Eco cautivó a Júpiter; sorprendidos en adulterio por Juno, castígola ésta a que jamás podría hablar por completo; su boca no pronunciaría sino las últimas sílabas de aquello que quisiera expresar. Pues bien, viendo Eco a Narciso quedó enamorada de él y le fue siguiendo, pero sin que él se diera cuenta. Al fin decide acercársele y exponerle con ardiente palabrería su pasión. Pero . . . ¿Cómo podrá si las palabras le faltan?
Por fortuna, la ocasión le fue propicia. Encontrándose solo el mancebo, desea darse cuenta de por dónde pueden caminar sus acompañantes y grita: “¿Quién está aquí?” Eco repite las últimas palabras “ . . . está aquí”. Maravillado queda Narciso de esta voz dulcísima de quien no ve. Vuelve a gritar: “¿por qué me huyes?” Eco repite:
“ . . . me huyes”. Y Narciso: “¡juntémonos!” Y Eco: “ . . . juntémonos”. Por fin se encuentran. Eco abraza al ya desilusionado mancebo. Y éste dice terriblemente frío:
“No pensarás que yo te amo . . .” Y Eco repite, acongojada: “ . . . yo te amo”.
“¡Permitan los dioses soberanos –grita él- que antes la muerte me deshaga que tú goces de mí!”.
Huyó, implacable, Narciso. Y la ninfa así menospreciada, se refugió en lo más solitario de los bosques. La consumía su terrible pasión. Deliraba. Se enfurecía.
Y pensó: “¡ojalá cuando él ame como yo amo, se desespere como me desespero yo!”
Némesis, diosa de la venganza –y a veces de la justicia. Escuchó su ruego. En un valle encantador había una fuente de agua extremadamente clara, que jamás había sido enturbiada ni por el cieno ni por los hocicos de los ganados. A esa fuente llegó Narciso, y habiéndose tumbado en el césped para beber, Cupido le clavó, por la espalda, su flecha . . . Lo primero que vio Narciso fue su propia imagen, reflejada en el propio cristal. Insensatamente creyó que aquel rostro hermosísimo que contemplaba era de un ser real, ajeno a sí mismo. Sí, él estaba enamorado de aquellos ojos que relucían como luceros, de aquellos cabellos dignos de Apolo.
El objeto de su amor era . . . él mismo. ¡Y deseaba poseerse! Pareció enloquecer. . .
¡No encontraba boca para besar! Como una voz en su interior le reprochó:
“¡insensato!” ¿cómo te has enamorado de un vano fantasma? Tu pasión es una quimera, retírate de esa fuente y verás como la imagen desaparece. Y, sin embargo, contigo está, contigo ha venido, se va contigo . . . ¡y no la poseerás jamás!
¡Desdichado de yo que no puedo separarme de mí mismo!

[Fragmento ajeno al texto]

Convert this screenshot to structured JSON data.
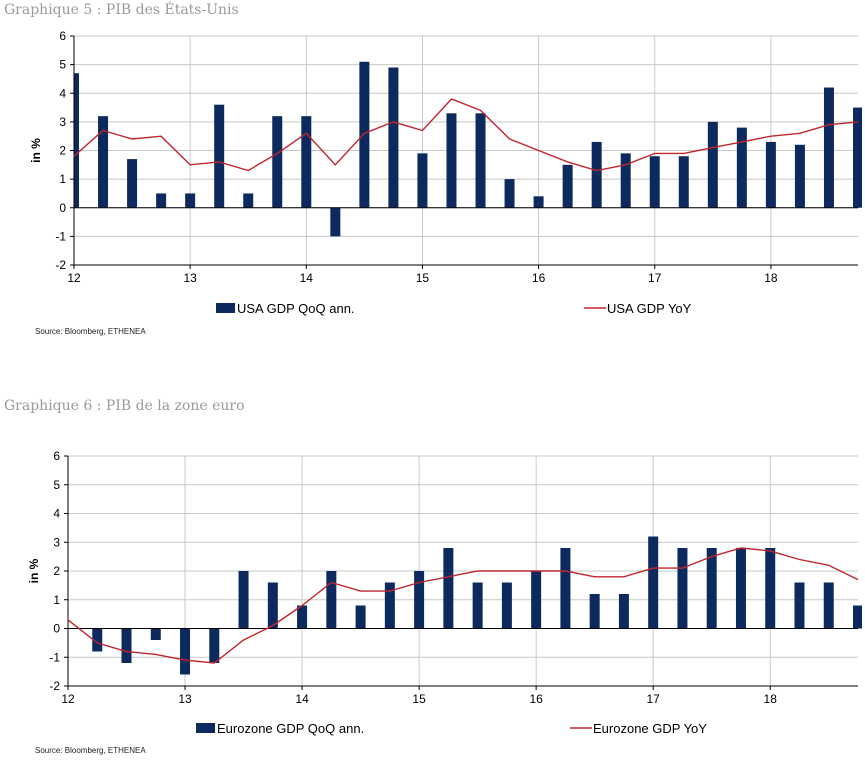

A mí me pueden amar otros, pero yo no me puedo amar . . Poco a poco Narciso fue tomando los colores finísimos de esas manzanas, coloradas por un lado, blanquecinas y doradas por el otro. El ardor le consumía poco a poco. La metamorfosis duró escasos minutos. Al cabo de ellos, de Narciso no quedaba sino una rosa hermosísima, al borde de las aguas, que se seguía contemplando en el espejo sutilísimo.
Todavía se cuenta que Narciso, antes de quedar transformado pudo
exclamar: “¡Objeto vanamente amado . . . adiós¡” Y Eco: “ . . . adiós”, cayendo enseguida en el césped rota de amor. Las náyades, sus hermanas, le lloraron amargamente mesándose las doradas cabelleras. Las dríadas dejaron romperse en el aire sus lamentaciones. Pues bien: a los llantos y a las lamentaciones contestaba Eco, cuyo cuerpo no se pudo encontrar. Y sin embargo,
por montes y valles, en todas las partes del mundo, aún responde Eco a las últimas sílabas de toda la patética humana. (Ovidio, 2001: 339-510).